For this current followup post, when I started to gather news stories from the same month, the first story that popped up multiple times was on the same theme. The first two occurrences were:-
- 2019-11-04: Did Bitcoin Price Manipulation Fuel 2017 Surge? Study Says Yes (bloomberg.com) 'Academics update paper that alleges manipulation using Tether'
- 2019-11-04: Study: Single anonymous market manipulator pushed bitcoin to $20,000 (cnbc.com) 'A forensic study on bitcoin’s 2017 boom has found that nearly the entire rise of the digital currency at the time is attributable to “one large player,” although the market manipulator remains unidentified.'
It happens that I had already mentioned that story -- from the same source -- last year in Bitcoin in the News : 2018-06 More++:-
2018-06-13: Much of bitcoin's 2017 boom was market manipulation, research says (cnbc.com) 'By tracking Bitfinex transactions, which are recorded on a public ledger, [University of Texas finance professor John Griffin] found that another cryptocurrency, tether. was used to buy bitcoin after large price falls.'
What's the difference between the two incarnations of the research? The first identified possible market manipulation; the second attributed it to a single entity. As I understand it, that entity created money by issuing unbacked tether, then used that funny money to buy bitcoin, thereby fueling its dramatic rise in 2017. If so, the possibilities to do the same by other entities are limitless. No printing press required.

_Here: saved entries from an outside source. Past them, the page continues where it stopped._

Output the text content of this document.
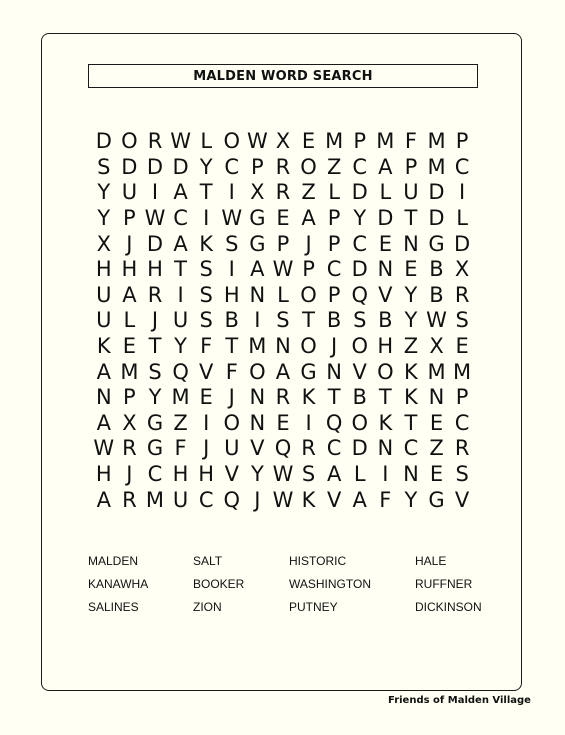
MALDEN WORD SEARCH
D O R W L O W X E M P M F M P
S D D D Y C P R O Z C A P M C
Y U I A T I X R Z L D L U D I
Y P W C I W G E A P Y D T D L
X J D A K S G P J P C E N G D
H H H T S I A W P C D N E B X
U A R I S H N L O P Q V Y B R
U L J U S B I S T B S B Y W S
K E T Y F T M N O J O H Z X E
A M S Q V F O A G N V O K M M
N P Y M E J N R K T B T K N P
A X G Z I O N E I Q O K T E C
W R G F J U V Q R C D N C Z R
H J C H H V Y W S A L I N E S
A R M U C Q J W K V A F Y G V
MALDEN	SALT	HISTORIC	HALE
KANAWHA	BOOKER	WASHINGTON	RUFFNER
SALINES	ZION	PUTNEY	DICKINSON
Friends of Malden Village
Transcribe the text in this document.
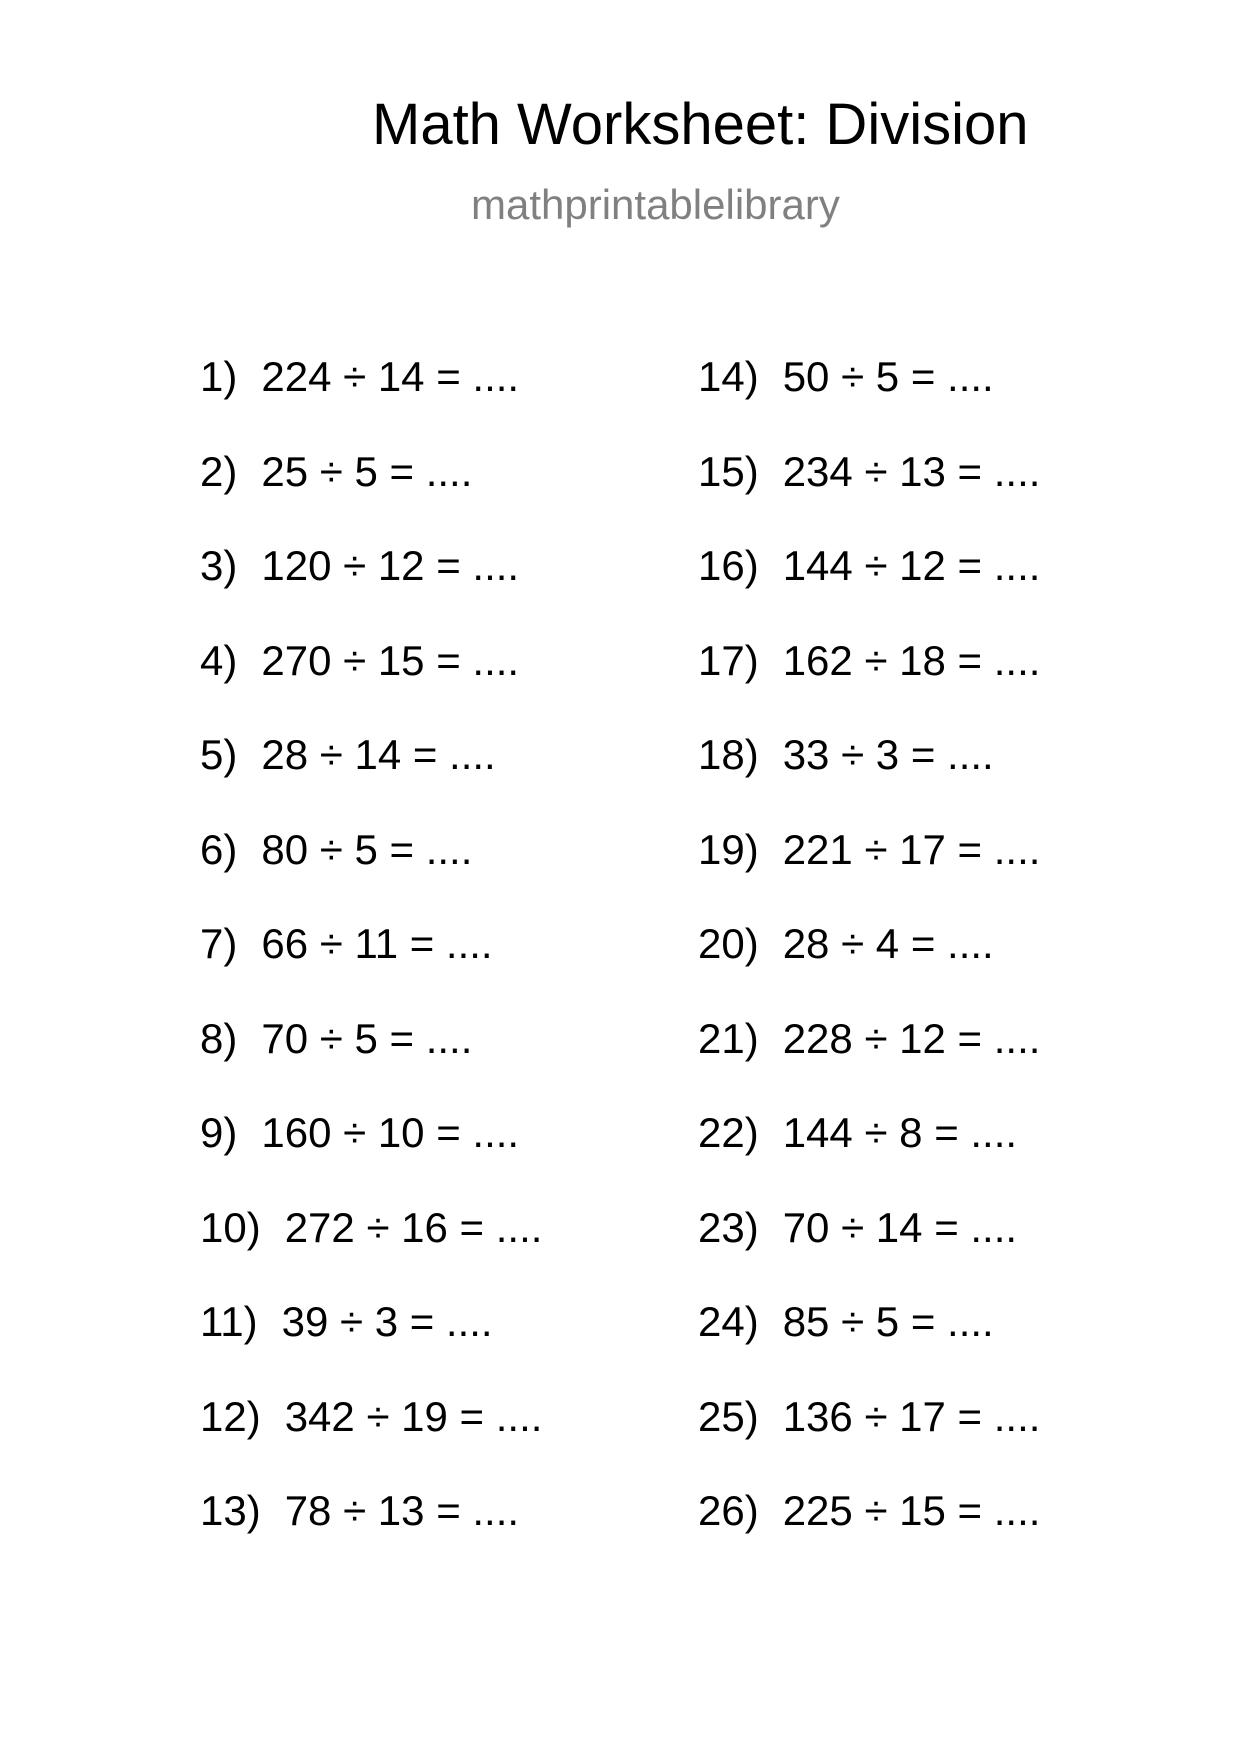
Math Worksheet: Division
mathprintablelibrary
1) 224 ÷ 14 = ....
2) 25 ÷ 5 = ....
3) 120 ÷ 12 = ....
4) 270 ÷ 15 = ....
5) 28 ÷ 14 = ....
6) 80 ÷ 5 = ....
7) 66 ÷ 11 = ....
8) 70 ÷ 5 = ....
9) 160 ÷ 10 = ....
10) 272 ÷ 16 = ....
11) 39 ÷ 3 = ....
12) 342 ÷ 19 = ....
13) 78 ÷ 13 = ....
14) 50 ÷ 5 = ....
15) 234 ÷ 13 = ....
16) 144 ÷ 12 = ....
17) 162 ÷ 18 = ....
18) 33 ÷ 3 = ....
19) 221 ÷ 17 = ....
20) 28 ÷ 4 = ....
21) 228 ÷ 12 = ....
22) 144 ÷ 8 = ....
23) 70 ÷ 14 = ....
24) 85 ÷ 5 = ....
25) 136 ÷ 17 = ....
26) 225 ÷ 15 = ....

As for the burst of bitcoin activity in the '2019-11 Price' post, I also found multiple stories. The first was:-
- 2019-11-22: Stark China Warning Causes Bitcoin To Suddenly Crash 10% As Other Major Cryptos Nosedive (forbes.com) 'The Shanghai-based central bank also warned against conflating the country's interest in blockchain with bitcoin and crypto. [...] The bitcoin and cryptocurrency industry has been rocked by reports of Chinese police raids on the offices of major bitcoin and crypto exchanges Binance and Bithumb in the country over the last week -- though both have denied the raids took place.'
And if those two stories weren't bad enough, consider this story that appeared multiple times in another of my Google News interests, botnets:-
- 2019-11-27: Stantinko botnet mines Monero using YouTube (finance.yahoo.com)
Money talks and the bad guys are everywhere. I'm holding my nose as I post this.